Missing data imputation, prediction, and feature selection in diagnosis of vaginal prolapse

Abstract

Abstract Background Data loss often occurs in the collection of clinical data. Directly discarding the incomplete sample may lead to low accuracy of medical diagnosis. A suitable data imputation method can help researchers make better use of valuable medical data. Methods In this paper, five popular imputation methods including mean imputation, expectation-maximization (EM) imputation, K-nearest neighbors (KNN) imputation, denoising autoencoders (DAE) and generative adversarial imputation nets (GAIN) are employed on an incomplete clinical data with 28,274 cases for vaginal prolapse prediction. A comprehensive comparison study for the performance of these methods has been conducted through certain classification criteria. It is shown that the prediction accuracy can be greatly improved by using the imputed data, especially by GAIN. To find out the important risk factors to this disease among a large number of candidate features, three variable selection methods: the least absolute shrinkage and selection operator (LASSO), the smoothly clipped absolute deviation (SCAD) and the broken adaptive ridge (BAR) are implemented in logistic regression for feature selection on the imputed datasets. In pursuit of our primary objective, which is accurate diagnosis, we employed diagnostic accuracy (classification accuracy) as a pivotal metric to assess both imputation and feature selection techniques.
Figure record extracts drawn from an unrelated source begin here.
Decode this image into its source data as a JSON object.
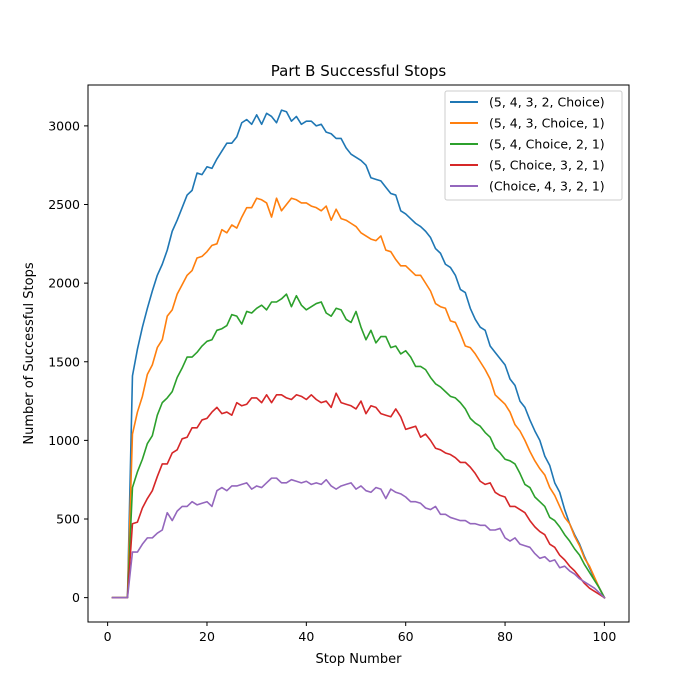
{
  "chart_data": {
    "type": "line",
    "title": "Part B Successful Stops",
    "xlabel": "Stop Number",
    "ylabel": "Number of Successful Stops",
    "xlim": [
      -3.95,
      104.95
    ],
    "ylim": [
      -155,
      3260
    ],
    "xticks": [
      0,
      20,
      40,
      60,
      80,
      100
    ],
    "yticks": [
      0,
      500,
      1000,
      1500,
      2000,
      2500,
      3000
    ],
    "legend_position": "top-right",
    "grid": false,
    "x": [
      1,
      2,
      3,
      4,
      5,
      6,
      7,
      8,
      9,
      10,
      11,
      12,
      13,
      14,
      15,
      16,
      17,
      18,
      19,
      20,
      21,
      22,
      23,
      24,
      25,
      26,
      27,
      28,
      29,
      30,
      31,
      32,
      33,
      34,
      35,
      36,
      37,
      38,
      39,
      40,
      41,
      42,
      43,
      44,
      45,
      46,
      47,
      48,
      49,
      50,
      51,
      52,
      53,
      54,
      55,
      56,
      57,
      58,
      59,
      60,
      61,
      62,
      63,
      64,
      65,
      66,
      67,
      68,
      69,
      70,
      71,
      72,
      73,
      74,
      75,
      76,
      77,
      78,
      79,
      80,
      81,
      82,
      83,
      84,
      85,
      86,
      87,
      88,
      89,
      90,
      91,
      92,
      93,
      94,
      95,
      96,
      97,
      98,
      99,
      100
    ],
    "series": [
      {
        "name": "(5, 4, 3, 2, Choice)",
        "color": "#1f77b4",
        "values": [
          0,
          0,
          0,
          0,
          1410,
          1580,
          1720,
          1840,
          1950,
          2050,
          2120,
          2210,
          2330,
          2400,
          2480,
          2560,
          2590,
          2700,
          2690,
          2740,
          2730,
          2790,
          2840,
          2890,
          2890,
          2930,
          3020,
          3040,
          3010,
          3070,
          3010,
          3080,
          3060,
          3020,
          3100,
          3090,
          3030,
          3060,
          3010,
          3030,
          3030,
          3000,
          3010,
          2960,
          2950,
          2920,
          2920,
          2860,
          2820,
          2800,
          2780,
          2750,
          2670,
          2660,
          2650,
          2610,
          2570,
          2560,
          2460,
          2440,
          2410,
          2380,
          2360,
          2330,
          2290,
          2220,
          2190,
          2120,
          2100,
          2050,
          1960,
          1940,
          1840,
          1770,
          1720,
          1700,
          1600,
          1560,
          1520,
          1480,
          1390,
          1350,
          1250,
          1210,
          1130,
          1060,
          1000,
          900,
          840,
          730,
          670,
          560,
          470,
          400,
          340,
          260,
          190,
          120,
          60,
          0
        ]
      },
      {
        "name": "(5, 4, 3, Choice, 1)",
        "color": "#ff7f0e",
        "values": [
          0,
          0,
          0,
          0,
          1040,
          1180,
          1280,
          1420,
          1480,
          1590,
          1640,
          1790,
          1830,
          1930,
          1990,
          2050,
          2080,
          2160,
          2170,
          2200,
          2240,
          2250,
          2340,
          2320,
          2370,
          2350,
          2420,
          2480,
          2480,
          2540,
          2530,
          2510,
          2420,
          2540,
          2460,
          2500,
          2540,
          2530,
          2510,
          2510,
          2490,
          2480,
          2460,
          2490,
          2400,
          2470,
          2410,
          2400,
          2380,
          2360,
          2320,
          2300,
          2280,
          2270,
          2300,
          2210,
          2200,
          2150,
          2110,
          2110,
          2080,
          2050,
          2050,
          2000,
          1950,
          1870,
          1850,
          1840,
          1760,
          1750,
          1680,
          1600,
          1590,
          1550,
          1500,
          1450,
          1390,
          1290,
          1260,
          1230,
          1180,
          1100,
          1060,
          1000,
          930,
          870,
          820,
          780,
          700,
          650,
          580,
          510,
          470,
          390,
          330,
          250,
          200,
          130,
          60,
          0
        ]
      },
      {
        "name": "(5, 4, Choice, 2, 1)",
        "color": "#2ca02c",
        "values": [
          0,
          0,
          0,
          0,
          700,
          800,
          880,
          980,
          1030,
          1160,
          1240,
          1270,
          1310,
          1400,
          1460,
          1530,
          1530,
          1560,
          1600,
          1630,
          1640,
          1700,
          1710,
          1730,
          1800,
          1790,
          1740,
          1820,
          1810,
          1840,
          1860,
          1830,
          1880,
          1880,
          1900,
          1930,
          1850,
          1920,
          1860,
          1830,
          1850,
          1870,
          1880,
          1810,
          1790,
          1840,
          1830,
          1770,
          1750,
          1820,
          1720,
          1640,
          1700,
          1620,
          1660,
          1660,
          1590,
          1600,
          1550,
          1570,
          1530,
          1470,
          1470,
          1450,
          1400,
          1360,
          1340,
          1310,
          1280,
          1270,
          1240,
          1200,
          1140,
          1110,
          1090,
          1050,
          1020,
          950,
          920,
          880,
          870,
          850,
          790,
          720,
          700,
          640,
          610,
          580,
          510,
          490,
          450,
          400,
          360,
          310,
          270,
          210,
          160,
          110,
          60,
          0
        ]
      },
      {
        "name": "(5, Choice, 3, 2, 1)",
        "color": "#d62728",
        "values": [
          0,
          0,
          0,
          0,
          470,
          480,
          570,
          630,
          680,
          770,
          850,
          850,
          920,
          940,
          1010,
          1020,
          1080,
          1080,
          1130,
          1140,
          1180,
          1210,
          1170,
          1180,
          1160,
          1240,
          1220,
          1230,
          1270,
          1270,
          1240,
          1290,
          1240,
          1290,
          1290,
          1270,
          1260,
          1290,
          1280,
          1260,
          1290,
          1260,
          1240,
          1250,
          1210,
          1300,
          1240,
          1230,
          1220,
          1200,
          1250,
          1170,
          1220,
          1210,
          1170,
          1160,
          1150,
          1200,
          1150,
          1070,
          1080,
          1090,
          1020,
          1040,
          1000,
          950,
          940,
          920,
          910,
          890,
          860,
          860,
          830,
          790,
          740,
          720,
          730,
          670,
          650,
          640,
          580,
          580,
          560,
          540,
          490,
          450,
          420,
          400,
          340,
          320,
          270,
          240,
          200,
          170,
          130,
          90,
          60,
          40,
          20,
          0
        ]
      },
      {
        "name": "(Choice, 4, 3, 2, 1)",
        "color": "#9467bd",
        "values": [
          0,
          0,
          0,
          0,
          290,
          290,
          340,
          380,
          380,
          410,
          430,
          540,
          490,
          550,
          580,
          580,
          610,
          590,
          600,
          610,
          580,
          680,
          700,
          680,
          710,
          710,
          720,
          730,
          690,
          710,
          700,
          730,
          760,
          760,
          730,
          730,
          750,
          740,
          730,
          740,
          720,
          730,
          720,
          750,
          710,
          690,
          710,
          720,
          730,
          690,
          710,
          680,
          670,
          700,
          690,
          630,
          690,
          670,
          660,
          640,
          610,
          610,
          600,
          570,
          560,
          580,
          530,
          530,
          510,
          500,
          490,
          490,
          470,
          470,
          460,
          460,
          430,
          430,
          440,
          380,
          360,
          380,
          340,
          330,
          320,
          280,
          250,
          260,
          230,
          240,
          190,
          200,
          170,
          150,
          120,
          100,
          80,
          60,
          30,
          0
        ]
      }
    ]
  }
}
This assessment encompassed seven classifiers (logistic regression (LR) classifier, random forest (RF) classifier, support machine classifier (SVC), extreme gradient boosting (XGBoost) , LASSO classifier, SCAD classifier and Elastic Net classifier)enhancing the comprehensiveness of our evaluation. Results The proposed framework imputation-variable selection-prediction is quite suitable to the collected vaginal prolapse datasets. It is observed that the original dataset is well imputed by GAIN first, and then 9 most significant features were selected using BAR from the original 67 features in GAIN imputed dataset, with only negligible loss in model prediction. BAR is superior to the other two variable selection methods in our tests. Concludes Overall, combining the imputation, classification and variable selection, we achieve good interpretability while maintaining high accuracy in computer-aided medical diagnosis.